Blowing up in your face.
When faced with someone stealing their patents or trademarks, some companies opt to craft their own little witty missive to the perpetrator. Sometimes these letters work. More often they don’t. The problem is that when they don’t, the letter writer typically miscalculates the blast zone by a rather wide margin. Like Wile E. Coyote after a failed bombing, the scrivener stands addled and smoldering, wondering how things could possibly gone so horribly awry.
What is the point?
Getting an infringer to stop infringing is merely one, lesser, goal of a cease and desist letter. The primary goal of a cease and desist letter is to set the stage for a subsequent lawsuit. By laying out your rights and the application of the law to the infringer’s acts, a properly drafted cease and desist letter puts the infringer on notice of the alleged infringement. The better positioned you are to win a subsequent lawsuit, the more likely the other side is to settle.
Why write your own?
An improperly drafted cease and desist letter is a lawyer’s dream. While bad cease and desist letters rarely accomplish their intended goal, their unintended consequences can keep your lawyers busy for years. Most clients assume that the worst thing that can happen from a bad cease and desist letter is that they will have to try again with an attorney. I find it strange that no one has the same perception about taking out their own appendix. Perhaps because not enough companies have legal insurance.
The Good . . .
A bad cease and desist letter, which convinces an infringer to stop infringing and drop a bag of pecuniary repentance, at your doorstep, may exist. The flying spaghetti monster might exist too. It’s just that I have never seen either one.
. . . the Bad . . .
Unintentionally undermining your legal position, by providing the infringer ambiguous statements the infringer can twist to its advantage, is common. Often time the only thing the infringer has going for it is a poorly worded cease and desist letter. Infringers will even argue that a poorly drafted cease and desist letter actually gave them permission to continue with their infringing activities. A bad letter can undermine your credibility with the jury, disclose your theory of the case (allowing the infringer time to reinvent its story), undermine licensing opportunities and encourage the recipient to start pulling an Ollie North on the which might otherwise have helped you.
. . . and the Ugly.
One of the worst results of a bad cease and desist letter is that YOU sued in the infringer’s home courthouse. Infringers can find many causes of action to throw into a lawsuit. The obvious choice is a request for a Declaratory Judgment from the court that they are not infringing. Depending
upon whom you send the cease and desist letter to, other claims may include misuse, defamation, interference with contractual relations and/or interference with prospective business advantage, just to name a few.
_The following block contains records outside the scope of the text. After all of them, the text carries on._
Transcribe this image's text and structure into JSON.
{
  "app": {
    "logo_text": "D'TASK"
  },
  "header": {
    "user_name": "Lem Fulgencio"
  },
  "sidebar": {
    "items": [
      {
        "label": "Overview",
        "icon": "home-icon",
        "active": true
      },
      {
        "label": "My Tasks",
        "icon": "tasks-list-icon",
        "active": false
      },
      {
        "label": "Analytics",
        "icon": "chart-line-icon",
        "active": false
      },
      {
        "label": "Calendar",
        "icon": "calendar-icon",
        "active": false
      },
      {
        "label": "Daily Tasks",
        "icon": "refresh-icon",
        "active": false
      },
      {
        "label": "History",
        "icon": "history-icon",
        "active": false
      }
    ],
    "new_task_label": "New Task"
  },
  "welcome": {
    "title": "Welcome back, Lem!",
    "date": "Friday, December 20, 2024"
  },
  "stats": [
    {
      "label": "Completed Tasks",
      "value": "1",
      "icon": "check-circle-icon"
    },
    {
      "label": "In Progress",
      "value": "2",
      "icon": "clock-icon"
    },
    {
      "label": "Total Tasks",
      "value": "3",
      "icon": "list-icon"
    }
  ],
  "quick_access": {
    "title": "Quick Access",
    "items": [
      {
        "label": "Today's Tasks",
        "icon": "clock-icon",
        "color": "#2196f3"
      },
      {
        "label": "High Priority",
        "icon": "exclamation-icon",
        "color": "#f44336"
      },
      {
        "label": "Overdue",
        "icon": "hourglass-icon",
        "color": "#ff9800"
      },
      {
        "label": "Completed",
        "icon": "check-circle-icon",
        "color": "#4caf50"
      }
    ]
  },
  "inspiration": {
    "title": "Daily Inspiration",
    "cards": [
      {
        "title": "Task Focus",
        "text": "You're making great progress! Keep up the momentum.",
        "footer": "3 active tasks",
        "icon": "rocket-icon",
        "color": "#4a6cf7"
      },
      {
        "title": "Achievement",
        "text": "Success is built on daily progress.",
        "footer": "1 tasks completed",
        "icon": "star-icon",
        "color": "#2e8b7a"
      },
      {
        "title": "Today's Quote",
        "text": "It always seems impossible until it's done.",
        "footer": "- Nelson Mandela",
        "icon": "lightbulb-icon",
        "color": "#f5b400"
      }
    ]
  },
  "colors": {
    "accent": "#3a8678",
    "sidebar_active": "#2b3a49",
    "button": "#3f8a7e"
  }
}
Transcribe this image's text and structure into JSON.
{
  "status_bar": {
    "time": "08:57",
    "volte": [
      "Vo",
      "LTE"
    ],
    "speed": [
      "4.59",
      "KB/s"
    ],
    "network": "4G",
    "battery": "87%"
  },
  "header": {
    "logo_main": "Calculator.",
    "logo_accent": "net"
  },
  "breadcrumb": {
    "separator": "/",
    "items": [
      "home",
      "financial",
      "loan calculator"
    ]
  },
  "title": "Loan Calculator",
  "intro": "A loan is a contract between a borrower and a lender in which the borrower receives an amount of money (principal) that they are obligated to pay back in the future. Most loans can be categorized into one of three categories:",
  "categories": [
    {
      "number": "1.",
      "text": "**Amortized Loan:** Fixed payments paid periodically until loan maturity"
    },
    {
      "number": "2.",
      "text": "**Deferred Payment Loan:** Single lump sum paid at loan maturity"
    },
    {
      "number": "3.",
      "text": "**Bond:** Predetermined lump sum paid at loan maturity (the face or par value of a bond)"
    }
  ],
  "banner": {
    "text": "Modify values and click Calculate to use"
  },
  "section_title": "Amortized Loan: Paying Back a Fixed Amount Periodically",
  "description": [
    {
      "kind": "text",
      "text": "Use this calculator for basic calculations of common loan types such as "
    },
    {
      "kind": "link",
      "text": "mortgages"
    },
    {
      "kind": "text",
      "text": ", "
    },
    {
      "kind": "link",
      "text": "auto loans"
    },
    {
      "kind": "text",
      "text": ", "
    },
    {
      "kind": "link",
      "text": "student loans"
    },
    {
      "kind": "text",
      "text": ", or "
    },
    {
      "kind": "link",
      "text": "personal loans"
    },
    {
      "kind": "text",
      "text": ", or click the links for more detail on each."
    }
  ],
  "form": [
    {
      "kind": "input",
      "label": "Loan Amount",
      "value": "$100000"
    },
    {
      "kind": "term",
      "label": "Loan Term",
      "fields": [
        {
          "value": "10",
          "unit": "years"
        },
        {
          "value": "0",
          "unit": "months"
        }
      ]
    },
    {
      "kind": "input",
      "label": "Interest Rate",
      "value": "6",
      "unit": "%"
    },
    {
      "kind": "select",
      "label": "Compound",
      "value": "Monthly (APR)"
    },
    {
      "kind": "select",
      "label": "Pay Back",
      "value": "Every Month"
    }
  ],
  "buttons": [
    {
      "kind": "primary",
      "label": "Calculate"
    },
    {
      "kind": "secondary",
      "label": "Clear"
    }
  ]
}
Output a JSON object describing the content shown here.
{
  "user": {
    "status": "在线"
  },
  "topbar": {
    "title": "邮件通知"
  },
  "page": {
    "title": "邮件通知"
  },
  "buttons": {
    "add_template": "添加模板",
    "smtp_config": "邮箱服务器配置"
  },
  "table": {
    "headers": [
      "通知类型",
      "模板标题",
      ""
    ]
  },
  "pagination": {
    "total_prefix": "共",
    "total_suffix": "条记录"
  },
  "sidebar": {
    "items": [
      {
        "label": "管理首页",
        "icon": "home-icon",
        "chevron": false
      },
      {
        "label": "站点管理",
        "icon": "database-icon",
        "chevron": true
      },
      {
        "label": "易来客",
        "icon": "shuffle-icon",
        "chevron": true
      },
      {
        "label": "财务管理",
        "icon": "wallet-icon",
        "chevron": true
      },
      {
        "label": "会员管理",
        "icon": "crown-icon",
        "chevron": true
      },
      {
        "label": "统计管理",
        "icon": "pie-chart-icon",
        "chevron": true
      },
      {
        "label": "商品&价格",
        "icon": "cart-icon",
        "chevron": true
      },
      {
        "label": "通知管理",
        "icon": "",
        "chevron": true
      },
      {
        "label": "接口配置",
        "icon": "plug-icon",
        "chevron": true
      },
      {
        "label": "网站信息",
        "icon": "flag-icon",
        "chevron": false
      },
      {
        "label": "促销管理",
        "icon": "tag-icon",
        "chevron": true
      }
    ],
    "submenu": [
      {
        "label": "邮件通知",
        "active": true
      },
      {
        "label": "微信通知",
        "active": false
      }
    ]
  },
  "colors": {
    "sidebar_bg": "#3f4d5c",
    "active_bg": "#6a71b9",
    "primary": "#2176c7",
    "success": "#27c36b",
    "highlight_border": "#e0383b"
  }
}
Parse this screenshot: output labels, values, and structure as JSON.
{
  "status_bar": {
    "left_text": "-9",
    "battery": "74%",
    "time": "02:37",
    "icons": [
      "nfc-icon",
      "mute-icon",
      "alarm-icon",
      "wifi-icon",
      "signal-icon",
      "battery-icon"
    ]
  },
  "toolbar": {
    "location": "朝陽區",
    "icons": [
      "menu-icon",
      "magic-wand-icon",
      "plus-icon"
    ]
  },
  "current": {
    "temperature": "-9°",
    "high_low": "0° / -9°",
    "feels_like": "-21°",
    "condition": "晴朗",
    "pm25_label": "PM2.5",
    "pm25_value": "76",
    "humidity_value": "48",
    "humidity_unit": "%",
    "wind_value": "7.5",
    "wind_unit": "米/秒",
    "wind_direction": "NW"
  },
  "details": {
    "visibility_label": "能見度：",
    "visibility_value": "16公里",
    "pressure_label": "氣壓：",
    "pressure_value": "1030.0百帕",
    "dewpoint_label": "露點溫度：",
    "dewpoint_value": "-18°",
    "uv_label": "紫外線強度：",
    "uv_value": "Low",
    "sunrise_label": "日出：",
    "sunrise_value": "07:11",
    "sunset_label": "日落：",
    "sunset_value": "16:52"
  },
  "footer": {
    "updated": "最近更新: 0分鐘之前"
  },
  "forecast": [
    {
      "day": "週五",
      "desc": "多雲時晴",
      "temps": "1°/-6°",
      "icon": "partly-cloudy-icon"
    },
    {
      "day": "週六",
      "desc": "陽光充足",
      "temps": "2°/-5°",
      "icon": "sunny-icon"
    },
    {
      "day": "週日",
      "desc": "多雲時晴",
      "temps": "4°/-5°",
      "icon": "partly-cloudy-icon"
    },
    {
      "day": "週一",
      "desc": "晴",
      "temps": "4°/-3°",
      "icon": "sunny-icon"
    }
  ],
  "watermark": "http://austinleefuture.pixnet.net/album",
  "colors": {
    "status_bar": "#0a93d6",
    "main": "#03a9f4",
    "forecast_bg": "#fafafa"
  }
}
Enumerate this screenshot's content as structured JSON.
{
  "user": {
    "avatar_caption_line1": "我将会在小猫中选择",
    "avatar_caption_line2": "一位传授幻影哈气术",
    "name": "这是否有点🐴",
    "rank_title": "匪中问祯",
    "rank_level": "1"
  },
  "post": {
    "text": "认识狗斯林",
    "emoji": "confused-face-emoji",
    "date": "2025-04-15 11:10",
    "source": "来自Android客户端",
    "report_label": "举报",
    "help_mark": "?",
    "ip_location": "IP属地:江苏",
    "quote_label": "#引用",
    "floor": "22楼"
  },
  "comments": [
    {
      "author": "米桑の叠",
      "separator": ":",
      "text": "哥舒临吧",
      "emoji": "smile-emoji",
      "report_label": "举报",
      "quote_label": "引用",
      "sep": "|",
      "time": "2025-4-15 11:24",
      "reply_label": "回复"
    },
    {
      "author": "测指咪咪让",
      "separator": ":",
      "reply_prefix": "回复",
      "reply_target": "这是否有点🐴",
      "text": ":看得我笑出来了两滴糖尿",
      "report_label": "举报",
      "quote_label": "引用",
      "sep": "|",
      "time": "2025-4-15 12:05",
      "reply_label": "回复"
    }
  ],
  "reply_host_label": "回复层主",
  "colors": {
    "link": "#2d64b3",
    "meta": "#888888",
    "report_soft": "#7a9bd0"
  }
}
The worst thing about the infringer suing YOU, is that you are no longer in control of the case. You can no longer decide to “just drop it” and go on your way. You are in until the infringer says you are out, which may be tens of thousands, hundreds of thousands, or even millions of dollars, later.
Run the Numbers.
There is no “standard” cease and desist letter. There arehundreds of different types posted all over the Internet. The type of infringement, the licensing potential, the history between the parties, the likelihood of litigation and the damages at stake all bear upon whether the cease and desist letter is going to be soft, medium of hard. Before you write a cease and desist letter, find out how much it will cost to have one professionally drafted. Next, estimate what a bad cease and desist letter can cost you and your company in time and money (You might even want to factor in the potential that upon receipt of your adroitly worded cease and desist letter, the recipient might attempt to take out their own appendix).